The main open source libraries I am using for my project are the following:

OpenCV: http://opencv.willowgarage.com/wiki/Welcome
PCL: http://pointclouds.org/
MRPT: http://www.mrpt.org/
CUDA: http://developer.nvidia.com/cuda-toolkit-40

I am also using the original implementation of GICP that uses the ANN and GSL libraries. You can find the original GICP code in the following link: http://www.stanford.edu/~avsegal/generalized_icp.html

The first developments that took place were some test like 2D feature matching and 3D point cloud alignment.

2D feature matching

ICP alignment (only)

The next step consisted on developing the first SLAM aplication using point clouds only. In this first aproach I used the PCL ICP implementation to align consecutive point clouds. The main problem this version had was that ICP wasn't initialised, so the convergence time, as well as the estimated pose were horrible.

ICP only SLAM

To reduce execution time of ICP and get better convergences, I started to work on the visual pose approximation. The first thing I did was to get the 3D points corresponding to the 2D features of the RGB image.

3D points corresponding to 2D visual features

Getting a good visual pose approximation to allow ICP converge to good solutions took me quite some time. In late august I got a first version that allowed align two consecutive RGB-D frames using RGB images and point clouds.

Pairwise alignment with visual approximation and ICP refinement

Over the last month I have been making multiple optimizations of my code. I introduced GPU SURF to get a faster feature detection and descriptor extraction, I integrated the original implementation of GICP for improving the alignment between point clouds, I replaced the frame capture functionality from the MRPT to the PCL functions to avoid copies between data structures and much more.

The video that follows shows a map generated with the latest version I've implemented. Still under development, but this is one of the first functional versions. Future releases will introduce loop detection and graph optimization to avoid cumulative error.

Wednesday, September 14, 2011

Introduction

Hi reader, my name is Miguel Algaba. I am a Computer Science student in Málaga (Spain). I started my engineering studies in september 2006 and I finished my last courses in june 2011.

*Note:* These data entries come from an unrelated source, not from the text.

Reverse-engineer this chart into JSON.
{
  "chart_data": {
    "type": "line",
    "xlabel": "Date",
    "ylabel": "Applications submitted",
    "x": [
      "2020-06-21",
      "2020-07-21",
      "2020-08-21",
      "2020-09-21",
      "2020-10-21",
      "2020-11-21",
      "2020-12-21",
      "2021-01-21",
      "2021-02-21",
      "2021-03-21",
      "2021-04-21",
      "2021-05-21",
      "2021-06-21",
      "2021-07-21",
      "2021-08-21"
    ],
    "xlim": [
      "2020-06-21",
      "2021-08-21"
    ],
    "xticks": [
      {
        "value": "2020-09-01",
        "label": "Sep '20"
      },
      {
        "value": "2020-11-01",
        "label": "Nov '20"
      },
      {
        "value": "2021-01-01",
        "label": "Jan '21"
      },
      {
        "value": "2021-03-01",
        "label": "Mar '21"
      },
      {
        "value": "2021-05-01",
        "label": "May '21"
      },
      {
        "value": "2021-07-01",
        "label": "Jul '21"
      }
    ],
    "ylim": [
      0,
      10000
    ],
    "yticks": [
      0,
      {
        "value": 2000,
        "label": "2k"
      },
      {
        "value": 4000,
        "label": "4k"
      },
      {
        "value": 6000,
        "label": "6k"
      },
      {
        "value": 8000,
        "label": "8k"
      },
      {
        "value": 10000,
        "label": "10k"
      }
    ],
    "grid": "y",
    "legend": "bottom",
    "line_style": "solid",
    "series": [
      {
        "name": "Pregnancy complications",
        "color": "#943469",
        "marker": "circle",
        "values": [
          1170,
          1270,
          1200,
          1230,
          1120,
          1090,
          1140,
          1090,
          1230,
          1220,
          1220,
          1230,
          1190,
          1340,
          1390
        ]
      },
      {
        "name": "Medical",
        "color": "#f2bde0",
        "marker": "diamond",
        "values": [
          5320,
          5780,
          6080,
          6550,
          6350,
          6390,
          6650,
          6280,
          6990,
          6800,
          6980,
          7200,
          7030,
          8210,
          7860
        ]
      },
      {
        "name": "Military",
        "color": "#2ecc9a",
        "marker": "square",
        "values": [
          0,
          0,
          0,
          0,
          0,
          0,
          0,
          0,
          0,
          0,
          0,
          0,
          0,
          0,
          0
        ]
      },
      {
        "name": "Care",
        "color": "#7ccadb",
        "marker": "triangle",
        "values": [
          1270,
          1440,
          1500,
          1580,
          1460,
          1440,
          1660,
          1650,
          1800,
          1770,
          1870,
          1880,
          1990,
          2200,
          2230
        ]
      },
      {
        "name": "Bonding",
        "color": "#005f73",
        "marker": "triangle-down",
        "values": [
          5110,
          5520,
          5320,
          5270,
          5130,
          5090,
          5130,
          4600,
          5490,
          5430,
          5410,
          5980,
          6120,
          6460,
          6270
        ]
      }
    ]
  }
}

I have always been attracted to the idea that someday we will be able to build machines that can perceive its environment the way we do. One day, in one of the subjects that have fascinated me the most in my career, a good teacher in my class told us that "Most of sensory information we perceive is visual". Since then, I have always wanted to explore ways to make a machine perceive its environment with its own eyes.

I have created this blog to relate my experiences and to present what I am learning. This is a space to share my efforts with people like you that have the same motivations. I invite you to my blog to talk with you about computer vision.